I've had good success with the Chrome devtools MCP (https://github.com/ChromeDevTools/chrome-devtools-mcp) for browser automation with Gemini CLI, so I'm guessing this model will work even better.

arkmm - 6 days ago

What sorts of automations were you able to get working with the Chrome dev tools MCP?
- odie5533 - 6 days ago
  
  Not OP, but in my experience, Jest and Playwright are so much faster that it's not worth doing much with the MCP. It's a neat toy, but it's just too slow for an LLM to try to control a browser using MCP calls.

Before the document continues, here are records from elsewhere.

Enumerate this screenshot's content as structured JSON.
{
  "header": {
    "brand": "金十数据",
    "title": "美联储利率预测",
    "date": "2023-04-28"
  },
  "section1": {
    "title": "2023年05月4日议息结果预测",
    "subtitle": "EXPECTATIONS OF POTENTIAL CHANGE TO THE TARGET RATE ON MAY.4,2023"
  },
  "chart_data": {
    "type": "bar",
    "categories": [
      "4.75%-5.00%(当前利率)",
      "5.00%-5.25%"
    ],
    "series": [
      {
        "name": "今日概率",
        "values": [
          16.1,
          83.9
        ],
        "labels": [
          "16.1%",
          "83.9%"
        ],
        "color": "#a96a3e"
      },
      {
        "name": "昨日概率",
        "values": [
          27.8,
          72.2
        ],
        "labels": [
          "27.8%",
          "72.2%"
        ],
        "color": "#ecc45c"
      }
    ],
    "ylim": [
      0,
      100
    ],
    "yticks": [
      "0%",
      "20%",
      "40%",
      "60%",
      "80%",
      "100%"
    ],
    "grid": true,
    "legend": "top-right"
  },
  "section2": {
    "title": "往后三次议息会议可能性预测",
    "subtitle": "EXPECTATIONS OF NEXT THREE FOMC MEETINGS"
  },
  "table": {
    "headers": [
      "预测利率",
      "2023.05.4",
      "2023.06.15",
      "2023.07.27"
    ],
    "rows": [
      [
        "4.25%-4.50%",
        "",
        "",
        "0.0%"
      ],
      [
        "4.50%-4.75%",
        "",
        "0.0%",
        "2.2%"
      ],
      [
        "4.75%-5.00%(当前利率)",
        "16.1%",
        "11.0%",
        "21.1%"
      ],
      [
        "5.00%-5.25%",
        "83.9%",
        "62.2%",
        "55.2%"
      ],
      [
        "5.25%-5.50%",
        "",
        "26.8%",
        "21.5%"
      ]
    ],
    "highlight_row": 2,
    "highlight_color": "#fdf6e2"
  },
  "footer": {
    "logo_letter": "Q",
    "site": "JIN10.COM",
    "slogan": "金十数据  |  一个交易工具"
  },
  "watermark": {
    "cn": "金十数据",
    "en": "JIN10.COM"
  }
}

  - raffraffraff - 5 days ago
    
    Actually the super power of having the LLM in the bowser may be that it vastly simplifies using LLMs to write Playwright scripts.
    Case in point, last week I wrote a scraper for Rate Your Music, but found it frustrating. I'm not experienced with Playwright, so I used vscode with Claude to iterate in the project. Constantly diving into devtools, copying outter html, inspecting specific elements etc is a chore that this could get around, making for faster development of complex tests
  - atonse - 6 days ago
    
    Yeah I think it would be better to just have the model write out playwright scripts than the way it's doing it right now (or at least first navigate manually and then based on that, write a playwright typescript script for future tests).
    Cuz right now it's way too slow... perform an action, then read the results, then wait for the next tool call, etc.
    
    omneity - 6 days ago
    
    This is basically our approach with Herd[0]. We operate agents that develop, test and heal trails[1, 2], which are packaged browser automations that do not require browser use LLMs to run and therefore are much cheaper and reliable. Trail automations are then abstracted as a REST API and MCP[3] which can be used either as simple functions called from your code, or by your own agent, or any combination of such.
    You can build your own trails, publish them on our registry, compose them ... You can also run them in a distributed fashion over several Herd clients where we take care of the signaling and communication but you simply call functions. The CLI and npm & python packages [4, 5] might be interesting as well.
    Note: The automation stack is entirely home-grown to enable distributed orchestration, and doesn't rely on puppeteer nor playwright but the browser automation API[6] is relatively similar to ease adoption. We also don't use the Chrome Devtools Protocol and therefore have a different tradeoff footprint.
    0: https://herd.garden
    1: https://herd.garden/trails
    2: https://herd.garden/docs/trails-automations
    3: https://herd.garden/docs/reference-mcp-server
    4: https://www.npmjs.com/package/@monitoro/herd
    5: https://pypi.org/project/monitoro-herd/
    6: https://herd.garden/docs/reference-page
    
    disqard - 5 days ago
    
    Looks useful! What would it take to add support for (totally random example :D) Harper's Magazine?
    
    atonse - 6 days ago
    
    Whoa that’s cool. I’ll check it out, thanks!
    
    omneity - 6 days ago
    
    Thanks! Let me know if you give it a shot and I’ll be happy to help you with anything.
    
    jarek83 - 5 days ago
    
    You might want to change column title colors as they're not visible (I can see them when highlighting the text) https://herd.garden/docs/alternative-herd-vs-puppeteer/
    
    omneity - 5 days ago
    
    Oh thanks! It was a bug in handling browser light mode. I just fixed it.